L'ESERCITO DELLA PACE ...DELLE DONNE BISSAU GUINEENSI
Stralcio di un interessante reportage di PEACEREPORTER
Bissau - C’è un carro armato sulla strada che dal ponte Amilcar Cabral conduce alla città di Bissau, nero, bruciato, colpito a morte da un calibro pesante; e non appartiene a ricordi lontani.
Guinea Bissau, anno 2005, trent’anni di indipendenza, tre colpi di stato compiuti ed innumerevoli altri tentati, l’ultimo l’ottobre scorso: un’instabilità politica che ha scavato cicatrici profonde, divorato economie ed aiuti umanitari, vomitato profughi,ucciso tradizioni, mangiato vite. E prodotto miseria.
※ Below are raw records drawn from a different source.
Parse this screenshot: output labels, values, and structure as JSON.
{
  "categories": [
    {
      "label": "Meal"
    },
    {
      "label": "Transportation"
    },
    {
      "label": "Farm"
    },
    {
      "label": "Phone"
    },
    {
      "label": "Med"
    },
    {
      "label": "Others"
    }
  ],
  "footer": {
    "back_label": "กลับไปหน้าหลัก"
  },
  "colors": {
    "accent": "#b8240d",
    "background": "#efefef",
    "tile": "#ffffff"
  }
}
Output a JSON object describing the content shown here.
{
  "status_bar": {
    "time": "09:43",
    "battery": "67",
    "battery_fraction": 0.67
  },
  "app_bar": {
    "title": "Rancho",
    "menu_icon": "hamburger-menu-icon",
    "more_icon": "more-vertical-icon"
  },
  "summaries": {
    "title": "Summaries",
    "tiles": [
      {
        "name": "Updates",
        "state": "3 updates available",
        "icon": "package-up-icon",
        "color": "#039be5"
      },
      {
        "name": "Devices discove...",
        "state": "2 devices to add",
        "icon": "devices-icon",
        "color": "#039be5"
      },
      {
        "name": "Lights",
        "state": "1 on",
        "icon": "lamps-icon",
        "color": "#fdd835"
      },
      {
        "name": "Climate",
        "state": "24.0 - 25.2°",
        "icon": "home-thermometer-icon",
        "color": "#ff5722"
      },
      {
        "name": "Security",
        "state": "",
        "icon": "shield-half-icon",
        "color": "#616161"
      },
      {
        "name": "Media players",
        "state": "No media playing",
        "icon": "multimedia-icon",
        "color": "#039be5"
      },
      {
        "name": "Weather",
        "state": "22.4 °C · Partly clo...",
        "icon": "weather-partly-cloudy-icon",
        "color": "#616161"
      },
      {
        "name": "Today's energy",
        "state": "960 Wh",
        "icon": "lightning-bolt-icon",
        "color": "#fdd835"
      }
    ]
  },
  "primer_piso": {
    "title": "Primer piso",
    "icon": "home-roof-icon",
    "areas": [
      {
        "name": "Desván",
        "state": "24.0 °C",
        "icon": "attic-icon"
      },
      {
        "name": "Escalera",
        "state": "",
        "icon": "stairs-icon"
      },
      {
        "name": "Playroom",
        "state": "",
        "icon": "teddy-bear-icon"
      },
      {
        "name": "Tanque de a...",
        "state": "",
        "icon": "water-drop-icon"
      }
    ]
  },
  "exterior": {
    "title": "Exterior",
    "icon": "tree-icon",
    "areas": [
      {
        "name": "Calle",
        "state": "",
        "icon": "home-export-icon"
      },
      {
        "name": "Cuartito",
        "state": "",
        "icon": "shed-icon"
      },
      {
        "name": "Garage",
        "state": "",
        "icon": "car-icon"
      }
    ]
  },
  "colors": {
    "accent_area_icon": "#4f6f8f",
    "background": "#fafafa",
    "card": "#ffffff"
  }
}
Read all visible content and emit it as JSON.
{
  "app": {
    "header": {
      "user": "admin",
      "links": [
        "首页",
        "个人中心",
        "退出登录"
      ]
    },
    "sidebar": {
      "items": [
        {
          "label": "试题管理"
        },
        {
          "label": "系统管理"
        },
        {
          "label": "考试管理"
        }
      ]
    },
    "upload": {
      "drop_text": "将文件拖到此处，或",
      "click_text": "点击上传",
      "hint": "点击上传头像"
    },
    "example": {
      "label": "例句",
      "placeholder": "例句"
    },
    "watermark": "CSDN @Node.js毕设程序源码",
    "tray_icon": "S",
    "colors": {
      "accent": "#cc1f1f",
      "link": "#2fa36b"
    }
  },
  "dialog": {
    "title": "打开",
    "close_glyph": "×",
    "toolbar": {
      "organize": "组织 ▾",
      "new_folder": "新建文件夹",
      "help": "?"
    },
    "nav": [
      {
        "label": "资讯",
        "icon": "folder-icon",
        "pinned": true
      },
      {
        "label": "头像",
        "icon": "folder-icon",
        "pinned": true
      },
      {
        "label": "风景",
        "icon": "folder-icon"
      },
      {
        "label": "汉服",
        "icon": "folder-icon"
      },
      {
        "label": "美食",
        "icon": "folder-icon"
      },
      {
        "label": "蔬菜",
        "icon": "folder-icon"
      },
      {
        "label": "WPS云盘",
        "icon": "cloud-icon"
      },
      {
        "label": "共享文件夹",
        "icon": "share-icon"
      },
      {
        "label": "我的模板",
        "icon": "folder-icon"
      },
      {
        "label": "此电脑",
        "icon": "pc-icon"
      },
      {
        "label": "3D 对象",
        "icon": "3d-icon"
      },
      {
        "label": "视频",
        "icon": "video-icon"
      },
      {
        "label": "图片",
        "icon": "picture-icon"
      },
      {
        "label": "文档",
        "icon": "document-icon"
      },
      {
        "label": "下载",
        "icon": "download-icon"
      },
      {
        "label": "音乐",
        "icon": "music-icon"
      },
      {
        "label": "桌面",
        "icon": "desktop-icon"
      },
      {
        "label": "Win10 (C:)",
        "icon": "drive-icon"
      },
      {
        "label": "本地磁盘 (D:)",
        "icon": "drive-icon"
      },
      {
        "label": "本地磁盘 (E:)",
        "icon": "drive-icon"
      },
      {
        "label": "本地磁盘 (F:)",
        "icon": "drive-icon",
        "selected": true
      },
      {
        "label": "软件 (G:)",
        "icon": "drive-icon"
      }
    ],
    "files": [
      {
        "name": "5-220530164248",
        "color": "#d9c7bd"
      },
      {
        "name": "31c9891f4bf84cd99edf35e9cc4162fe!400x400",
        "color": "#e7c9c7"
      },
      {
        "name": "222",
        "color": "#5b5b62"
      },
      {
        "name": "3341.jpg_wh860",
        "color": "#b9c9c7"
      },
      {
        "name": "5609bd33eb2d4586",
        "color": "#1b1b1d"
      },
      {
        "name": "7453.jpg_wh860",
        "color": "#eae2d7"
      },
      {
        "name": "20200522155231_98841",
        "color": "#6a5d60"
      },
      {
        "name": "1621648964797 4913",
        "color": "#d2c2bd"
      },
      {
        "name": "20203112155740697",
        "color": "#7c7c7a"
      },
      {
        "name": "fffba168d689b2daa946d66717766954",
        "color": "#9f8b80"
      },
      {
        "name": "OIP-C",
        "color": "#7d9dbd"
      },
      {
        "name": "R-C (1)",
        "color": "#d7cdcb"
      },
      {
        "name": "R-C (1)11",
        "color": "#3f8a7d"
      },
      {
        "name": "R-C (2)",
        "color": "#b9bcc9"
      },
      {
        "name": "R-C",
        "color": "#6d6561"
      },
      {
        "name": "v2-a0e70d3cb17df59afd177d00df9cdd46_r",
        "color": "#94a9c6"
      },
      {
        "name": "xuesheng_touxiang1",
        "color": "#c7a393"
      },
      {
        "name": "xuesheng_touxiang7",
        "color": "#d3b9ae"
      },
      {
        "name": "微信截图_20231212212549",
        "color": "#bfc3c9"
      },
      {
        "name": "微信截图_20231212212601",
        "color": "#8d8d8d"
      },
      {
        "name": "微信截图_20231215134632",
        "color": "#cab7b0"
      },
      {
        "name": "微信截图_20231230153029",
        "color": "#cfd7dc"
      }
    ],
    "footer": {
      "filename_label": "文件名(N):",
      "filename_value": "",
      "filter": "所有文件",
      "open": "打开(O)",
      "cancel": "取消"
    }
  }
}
Raggiungere Bissau via terra non è semplice, le strade se le porta via la pioggia, che scende come una cascata e trasforma tutto in fango rosso. Quando scompare lascia solchi e buche tanto profonde da costringere i rari veicoli a camminare lenti sui margini, spesso a preferire sentieri nella foresta.
La capitale dell’ex colonia portoghese è calda, appiccicosa, è un mare di folla per le strade, di fuochi accesi la notte: anni di instabilità politica si sono portati via la corrente, le rare volte che arriva risveglia una città sonnolenta, dondolante e allegra come lo sono le cose e le persone in Africa. La musica sembra uscire dalla terra, l’allegria e i sorrisi, sono appena sotto le labbra: basta uno sguardo a farli esplodere. Bissau è ferita, certo, e non dimentica il carro armato che ha smesso di muoversi per linee rette proprio alle sue porte o gli hercules gonfi di riso e farina dei momenti peggiori: ma è una ferita che qualcuno, e cominciano ad essere in molti, tenta di rimarginare.